- Global copper output expected to grow 2.5% in 2025
- Chinese Spot TC/RCs plunge on concentrate shortages
Copper prices on the London Metal Exchange (LME) slipped 0.6% w-o-w, with the 3-month contract settling around $9,670/tonne (t). This decline was driven by a combination of macroeconomic uncertainties, shifting speculative positions, and evolving market fundamentals.
LME inventories climb up but remain below recent highs
LME copper inventories posted a strong 12.4% w-o-w rise to 122,175 t on 18 July from 108,725 t in the previous week. While this build-up helped ease immediate supply tightness, it remains well below the levels seen earlier this year. In May 2025, stocks frequently surpassed 170,000 t and even hit over 200,000 t in the spring, indicating that current levels are not at multi-year highs.

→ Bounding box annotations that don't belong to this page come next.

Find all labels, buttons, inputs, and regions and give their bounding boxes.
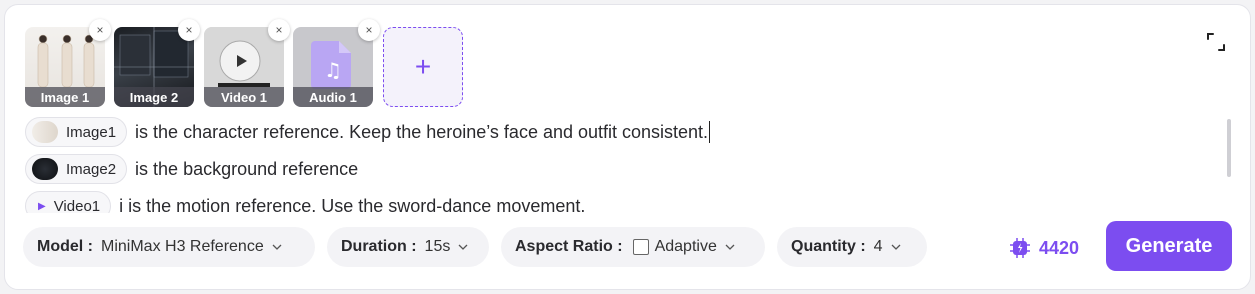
model-value: MiniMax H3 Reference xyxy=(101,238,264,255)
prompt-composer: Image 1 × Image 2 × Video 1 × ♫ Audio 1 … xyxy=(4,4,1251,290)
chip-thumbnail xyxy=(32,121,58,143)
chevron-down-icon xyxy=(458,244,468,250)
remove-audio-1-close-icon[interactable]: × xyxy=(358,19,380,41)
model-label: Model : xyxy=(37,238,93,255)
expand-icon[interactable] xyxy=(1205,31,1227,53)
model-selector[interactable]: Model : MiniMax H3 Reference xyxy=(23,227,315,267)
chip-thumbnail xyxy=(32,158,58,180)
play-icon: ▶ xyxy=(38,200,46,212)
prompt-line: Image2 is the background reference xyxy=(25,154,358,184)
prompt-text-area[interactable]: Image1 is the character reference. Keep … xyxy=(25,117,1225,213)
reference-chip-image-2[interactable]: Image2 xyxy=(25,154,128,184)
generate-button[interactable]: Generate xyxy=(1106,221,1232,271)
remove-image-2-close-icon[interactable]: × xyxy=(178,19,200,41)
chevron-down-icon xyxy=(725,244,735,250)
chip-label: Image2 xyxy=(66,160,117,178)
aspect-ratio-value: Adaptive xyxy=(654,238,717,255)
remove-image-1-close-icon[interactable]: × xyxy=(89,19,111,41)
thumbnail-caption: Video 1 xyxy=(204,87,284,107)
aspect-ratio-label: Aspect Ratio : xyxy=(515,238,623,255)
chip-label: Image1 xyxy=(66,123,117,141)
duration-label: Duration : xyxy=(341,238,417,255)
thumbnail-caption: Image 1 xyxy=(25,87,105,107)
quantity-selector[interactable]: Quantity : 4 xyxy=(777,227,927,267)
remove-video-1-close-icon[interactable]: × xyxy=(268,19,290,41)
prompt-text: is the character reference. Keep the her… xyxy=(135,121,709,142)
duration-selector[interactable]: Duration : 15s xyxy=(327,227,489,267)
aspect-ratio-checkbox[interactable] xyxy=(632,239,649,255)
aspect-ratio-selector[interactable]: Aspect Ratio : Adaptive xyxy=(501,227,765,267)
credit-chip-icon xyxy=(1010,238,1030,258)
prompt-scrollbar[interactable] xyxy=(1227,119,1231,177)
duration-value: 15s xyxy=(424,238,451,255)
prompt-line: Image1 is the character reference. Keep … xyxy=(25,117,711,147)
chip-label: Video1 xyxy=(53,197,101,214)
prompt-text: is the background reference xyxy=(135,158,359,179)
prompt-text: i is the motion reference. Use the sword… xyxy=(119,195,586,214)
thumbnail-caption: Image 2 xyxy=(114,87,194,107)
text-caret xyxy=(709,121,711,143)
asset-thumbnail-audio-1[interactable]: ♫ Audio 1 xyxy=(293,27,373,107)
reference-chip-video-1[interactable]: ▶ Video1 xyxy=(25,191,112,214)
chevron-down-icon xyxy=(272,244,282,250)
credits-value: 4420 xyxy=(1039,237,1080,258)
prompt-line: ▶ Video1 i is the motion reference. Use … xyxy=(25,191,585,213)
svg-text:♫: ♫ xyxy=(324,58,342,82)
quantity-label: Quantity : xyxy=(791,238,866,255)
quantity-value: 4 xyxy=(873,238,883,255)
credits-balance: 4420 xyxy=(1009,237,1079,259)
add-asset-button[interactable]: + xyxy=(383,27,463,107)
plus-icon: + xyxy=(414,51,432,82)
reference-chip-image-1[interactable]: Image1 xyxy=(25,117,128,147)
chevron-down-icon xyxy=(891,244,901,250)
thumbnail-caption: Audio 1 xyxy=(293,87,373,107)
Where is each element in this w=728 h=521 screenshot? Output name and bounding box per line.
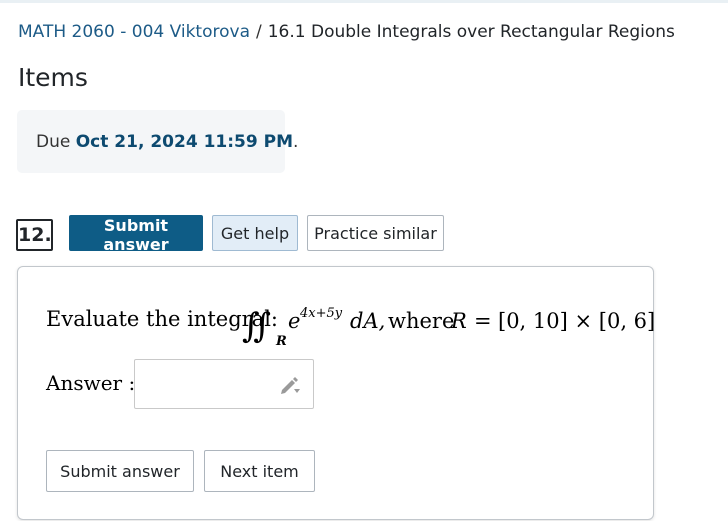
- breadcrumb: MATH 2060 - 004 Viktorova /16.1 Double In…: [18, 21, 675, 43]
- pencil-dropdown-icon[interactable]: [279, 375, 301, 395]
- integral-expression: ∬ R e 4x+5y dA, where R = [0, 10] × [0, …: [242, 306, 655, 349]
- due-date-box: Due Oct 21, 2024 11:59 PM.: [17, 110, 298, 173]
- problem-statement: Evaluate the integral: ∬ R e 4x+5y dA, w…: [46, 299, 655, 349]
- practice-similar-button[interactable]: Practice similar: [307, 215, 444, 251]
- top-border: [0, 0, 728, 3]
- submit-answer-button-bottom[interactable]: Submit answer: [46, 450, 194, 492]
- question-card: Evaluate the integral: ∬ R e 4x+5y dA, w…: [17, 266, 655, 520]
- answer-label: Answer :: [46, 371, 136, 395]
- get-help-button[interactable]: Get help: [212, 215, 298, 251]
- region-variable: R: [450, 309, 467, 333]
- region-definition: [0, 10] × [0, 6]: [498, 309, 655, 333]
- equals-sign: =: [474, 309, 492, 333]
- breadcrumb-separator: /: [256, 22, 262, 42]
- due-date: Oct 21, 2024 11:59 PM: [75, 132, 293, 152]
- submit-answer-button[interactable]: Submit answer: [69, 215, 203, 254]
- where-word: where: [388, 309, 454, 333]
- page-title: Items: [18, 63, 88, 92]
- question-number: 12.: [16, 219, 53, 251]
- due-prefix: Due: [36, 132, 76, 152]
- breadcrumb-course-link[interactable]: MATH 2060 - 004 Viktorova: [18, 22, 250, 42]
- due-text: Due Oct 21, 2024 11:59 PM.: [36, 131, 298, 153]
- answer-input[interactable]: [134, 359, 314, 409]
- next-item-button[interactable]: Next item: [204, 450, 315, 492]
- exponential-base: e: [288, 309, 300, 333]
- due-suffix: .: [292, 132, 299, 152]
- exponent: 4x+5y: [299, 306, 343, 321]
- integral-subscript: R: [275, 334, 287, 349]
- differential: dA,: [350, 309, 385, 333]
- double-integral-symbol: ∬: [242, 306, 271, 346]
- breadcrumb-current: 16.1 Double Integrals over Rectangular R…: [267, 22, 675, 42]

Tariff uncertainty clouds outlook
Market sentiment remains cautious, partly due to the impending US copper import tariffs expected in early August. The tariff has disrupted trade flows, with buyers alternating between stockpiling and holding back. This uncertainty, coupled with weak industrial signals from China and other macroeconomic headwinds, has led many market participants to adopt a defensive stance. Additionally, profit-taking and reduced fund positioning have contributed to the softer tone.
Long-term fundamentals still supportive
Despite the short-term bearish undertone, long-term fundamentals remain constructive. Continued growth in green energy, electric vehicles, and global infrastructure is expected to boost copper demand in the coming years. For now, however, near-term volatility is likely to persist until there is more clarity on trade policy, economic trends, and stock levels.
Mine output expands globally
Copper mine production is on a stronger growth trajectory compared to recent years. According to the International Copper Study Group, global output is expected to grow 2.5% in 2025, building on a 2% rise during January-April. Key drivers include project ramp-ups in Peru, Chile, the Democratic Republic of the Congo (notably Kamoa-Kakula), and Mongolia’s Oyu Tolgoi. In the first four months, Peru’s production rose 5% y-o-y, while combined output from China and the DRC increased 4.8%. India and other Asian producers outside China also reported gains of around 3.5%.
Spot TC/RCs under pressure
Although exact recent spot Treatment and Refining Charges (TC/RCs) have not been disclosed, market reports suggest that Chinese smelters have accepted near-zero or even negative spot TC offers. The sharp drop reflects ongoing concentrate shortages and fierce competition among smelters, which are now operating under significant margin pressure due to the tight global supply environment.